I doubt that anyone would have trouble moving that car because of the color...anyone want to start a poll?


----------



## davros (Jun 28, 2007)

This is my current steed, our demonstrator - obviously they took inspiration from this :chuckle:









Stripes aren't on it anymore by the way, just temporary for my Le Mans pilgimage last year!!


----------



## Hugo (Oct 1, 2007)

Oh shit! that thing GOES! 

It should have been even brighter orange, like Lambo!
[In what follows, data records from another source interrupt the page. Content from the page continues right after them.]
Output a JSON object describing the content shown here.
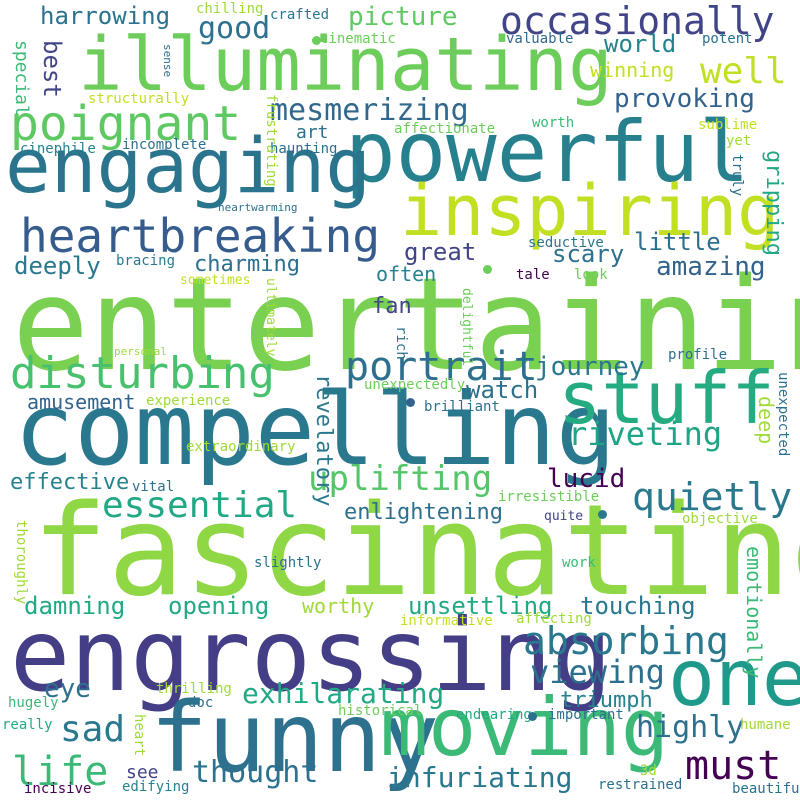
{
  "words": [
    "entertaining",
    "fascinating",
    "compelling",
    "engrossing",
    "powerful",
    "illuminating",
    "engaging",
    "funny",
    "moving",
    "inspiring",
    "one",
    "stuff",
    "heartbreaking",
    "poignant",
    "disturbing",
    "portrait",
    "absorbing",
    "essential",
    "occasionally",
    "quietly",
    "riveting",
    "uplifting",
    "mesmerizing",
    "picture",
    "harrowing",
    "must",
    "sad",
    "life",
    "viewing",
    "exhilarating",
    "infuriating",
    "highly",
    "thought",
    "good",
    "well",
    "provoking",
    "world",
    "amazing",
    "charming",
    "best",
    "great",
    "scary",
    "little",
    "gripping",
    "deeply",
    "journey",
    "revelatory",
    "lucid",
    "watch",
    "damning",
    "opening",
    "unsettling",
    "touching",
    "emotionally",
    "enlightening",
    "effective",
    "triumph",
    "eye",
    "amusement",
    "fan",
    "often",
    "worthy",
    "deep",
    "art",
    "winning",
    "see",
    "special",
    "crafted",
    "cinematic",
    "chilling",
    "valuable",
    "potent",
    "structurally",
    "affectionate",
    "worth",
    "sublime",
    "cinephile",
    "incomplete",
    "haunting",
    "frustrating",
    "yet",
    "truly",
    "heartwarming",
    "seductive",
    "bracing",
    "sometimes",
    "tale",
    "look",
    "delightful",
    "ultimately",
    "rich",
    "personal",
    "profile",
    "unexpectedly",
    "brilliant",
    "experience",
    "unexpected",
    "extraordinary",
    "vital",
    "irresistible",
    "quite",
    "objective",
    "thoroughly",
    "slightly",
    "work",
    "informative",
    "affecting",
    "hugely",
    "thrilling",
    "doc",
    "historical",
    "endearing",
    "important",
    "humane",
    "really",
    "heart",
    "restrained",
    "3d",
    "incisive",
    "edifying",
    "beautiful",
    "sense"
  ]
}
Or it's just the pictures..


----------



## bkvj (Feb 13, 2006)

that sounds awesome.

had to be darker for me though (the proper lamborghini orange)


----------



## canman (Jul 7, 2001)

Hmmmmmmmm well I still don't like the look of the car or the colour..............seems I'm on my own there 

Can understand why the companies made it that colour for promotion though.


----------



## Kanzen (Aug 2, 2007)

I'm not usually one for lairly paint jobs but wow, that does look good !


----------



## Howsie (Feb 25, 2002)

myline said:


> there are class colours and fun for a day.
> 
> this is fun for a day, quite sweet but not class.
> 
> but a very nice car under the paint.


WTF do you purport to know about class? You don’t even start a sentence with a capital letter.


----------



## irshad (Aug 5, 2006)

*who painted the orange r35?*

what is the bodyshop in japan?
thankx


----------



## Pharoahe (Mar 11, 2006)

The designer of the car is called Harrison


----------



## irshad (Aug 5, 2006)

i know it, but does he have any kind of contact? 
thankx anyway!!!


----------